5. **Repository-local seam only.** Where external SuperRPA browser-host code is unavailable here, encode the contract in narrow adapters and tests instead of guessing internals.
## Testing implications
The bridge path changes what “proof” looks like.
### Required proof for the next slice
The next implementation slice must prove:
- a browser action can be emitted onto the bridge contract deterministically
- the bridge adapter maps replies/errors back into `BrowserBackend` semantics
- compat/runtime can use the bridge-backed backend without pipe regression
### No longer required for acceptance
The next slice does **not** need to prove that raw websocket business frames work directly against `ws://127.0.0.1:12345`, because the current evidence rejected that path as the mainline assumption.
## Acceptance criteria for this design decision
This design is correct only if future implementation follows all of these:
1. The next production slice targets the browser-host bridge path rather than raw external websocket business frames.
2. The raw websocket probe tooling remains diagnostic only.
3. Existing pipe behavior stays unchanged.
4. The next implementation plan identifies a narrow bridge-backed adapter, not a broad architecture rewrite.

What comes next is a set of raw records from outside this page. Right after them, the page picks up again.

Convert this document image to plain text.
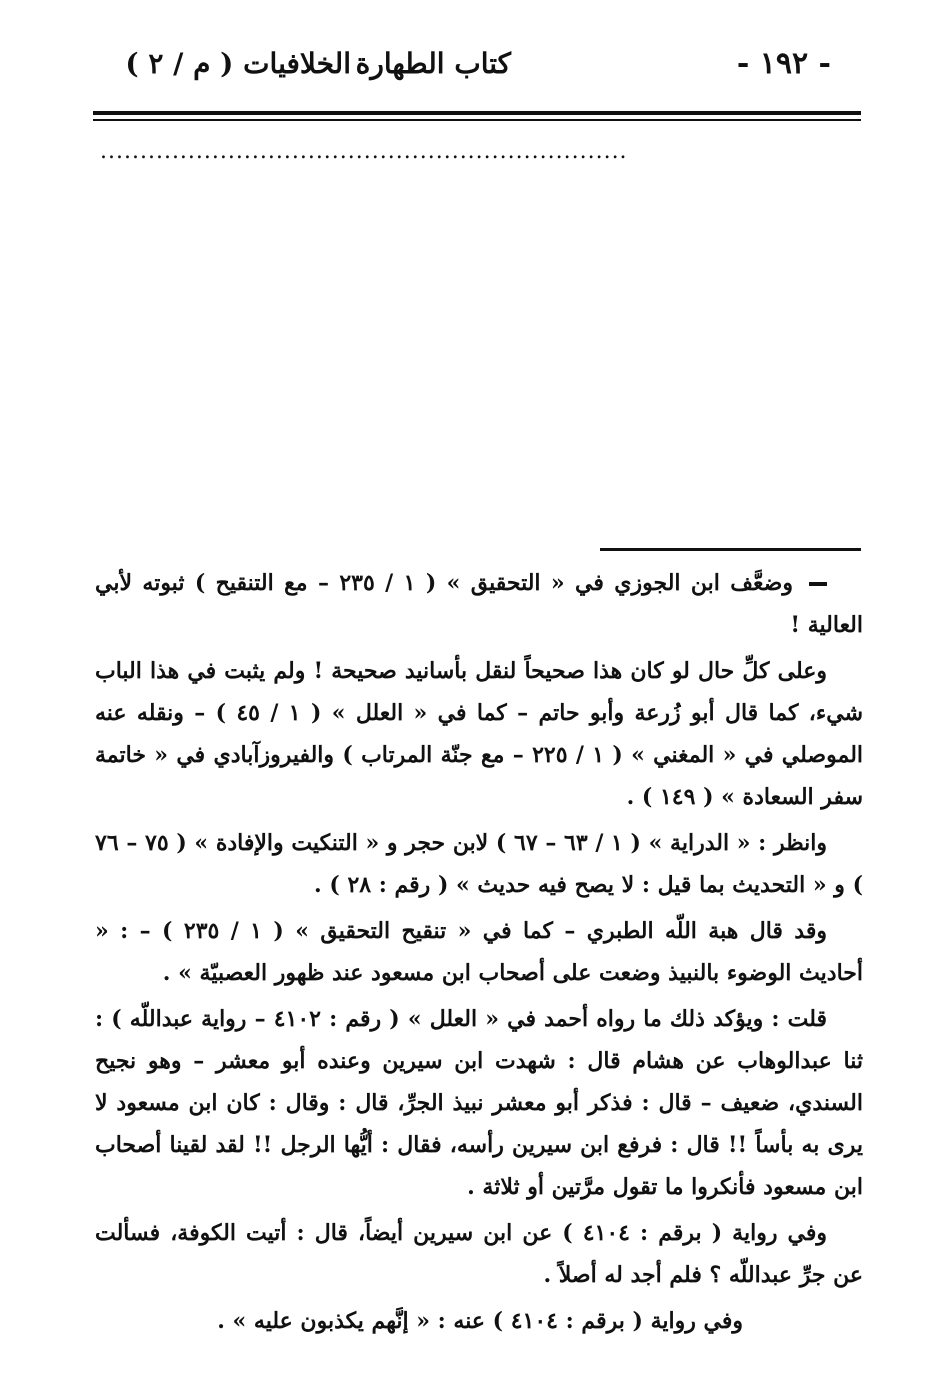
- ١٩٢ -
كتاب الطهارة
الخلافيات ( م / ٢ )
..................................................................

وضعَّف ابن الجوزي في « التحقيق » ( ١ / ٢٣٥ – مع التنقيح ) ثبوته لأبي العالية !

وعلى كلِّ حال لو كان هذا صحيحاً لنقل بأسانيد صحيحة ! ولم يثبت في هذا الباب شيء، كما قال أبو زُرعة وأبو حاتم – كما في « العلل » ( ١ / ٤٥ ) – ونقله عنه الموصلي في « المغني » ( ١ / ٢٢٥ – مع جنّة المرتاب ) والفيروزآبادي في « خاتمة سفر السعادة » ( ١٤٩ ) .

وانظر : « الدراية » ( ١ / ٦٣ – ٦٧ ) لابن حجر و « التنكيت والإفادة » ( ٧٥ – ٧٦ ) و « التحديث بما قيل : لا يصح فيه حديث » ( رقم : ٢٨ ) .

وقد قال هبة اللّه الطبري – كما في « تنقيح التحقيق » ( ١ / ٢٣٥ ) – : « أحاديث الوضوء بالنبيذ وضعت على أصحاب ابن مسعود عند ظهور العصبيّة » .

قلت : ويؤكد ذلك ما رواه أحمد في « العلل » ( رقم : ٤١٠٢ – رواية عبداللّه ) : ثنا عبدالوهاب عن هشام قال : شهدت ابن سيرين وعنده أبو معشر – وهو نجيح السندي، ضعيف – قال : فذكر أبو معشر نبيذ الجرِّ، قال : وقال : كان ابن مسعود لا يرى به بأساً !! قال : فرفع ابن سيرين رأسه، فقال : أيُّها الرجل !! لقد لقينا أصحاب ابن مسعود فأنكروا ما تقول مرَّتين أو ثلاثة .

وفي رواية ( برقم : ٤١٠٤ ) عن ابن سيرين أيضاً، قال : أتيت الكوفة، فسألت عن جرِّ عبداللّه ؟ فلم أجد له أصلاً .

وفي رواية ( برقم : ٤١٠٤ ) عنه : « إنَّهم يكذبون عليه » .
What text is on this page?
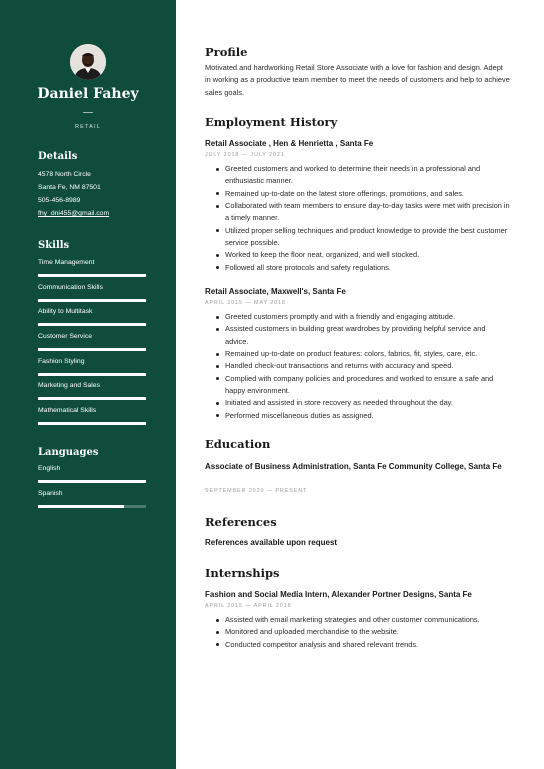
Daniel Fahey
RETAIL
Details
4578 North Circle
Santa Fe, NM 87501
505-456-8989
fhy_dni455@gmail.com
Skills
Time Management
Communication Skills
Ability to Multitask
Customer Service
Fashion Styling
Marketing and Sales
Mathematical Skills
Languages
English
Spanish
Profile
Motivated and hardworking Retail Store Associate with a love for fashion and design. Adept in working as a productive team member to meet the needs of customers and help to achieve sales goals.
Employment History
Retail Associate , Hen & Henrietta , Santa Fe
JULY 2018 — JULY 2021
Greeted customers and worked to determine their needs in a professional and enthusiastic manner.
Remained up-to-date on the latest store offerings, promotions, and sales.
Collaborated with team members to ensure day-to-day tasks were met with precision in a timely manner.
Utilized proper selling techniques and product knowledge to provide the best customer service possible.
Worked to keep the floor neat, organized, and well stocked.
Followed all store protocols and safety regulations.
Retail Associate, Maxwell's, Santa Fe
APRIL 2015 — MAY 2018
Greeted customers promptly and with a friendly and engaging attitude.
Assisted customers in building great wardrobes by providing helpful service and advice.
Remained up-to-date on product features: colors, fabrics, fit, styles, care, etc.
Handled check-out transactions and returns with accuracy and speed.
Complied with company policies and procedures and worked to ensure a safe and happy environment.
Initiated and assisted in store recovery as needed throughout the day.
Performed miscellaneous duties as assigned.
Education
Associate of Business Administration, Santa Fe Community College, Santa Fe
SEPTEMBER 2020 — PRESENT
References
References available upon request
Internships
Fashion and Social Media Intern, Alexander Portner Designs, Santa Fe
APRIL 2015 — APRIL 2016
Assisted with email marketing strategies and other customer communications.
Monitored and uploaded merchandise to the website.
Conducted competitor analysis and shared relevant trends.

5. Future success claims are based on bridge-path execution evidence, not on reinterpreting the existing raw-websocket transcript.
## Consequences
### Positive
- Aligns implementation with the strongest evidence already in the repo
- Stops further speculative coding on the wrong control surface
- Preserves existing ws probe work as useful diagnostics
- Keeps the next slice narrow and testable
### Trade-off
- Requires an additional adapter design step before more production code can land
- Defers any hope that a small websocket tweak alone will unlock the real browser path
That trade-off is correct, because the current blocker is no longer a small protocol bug. It is an integration-surface mismatch.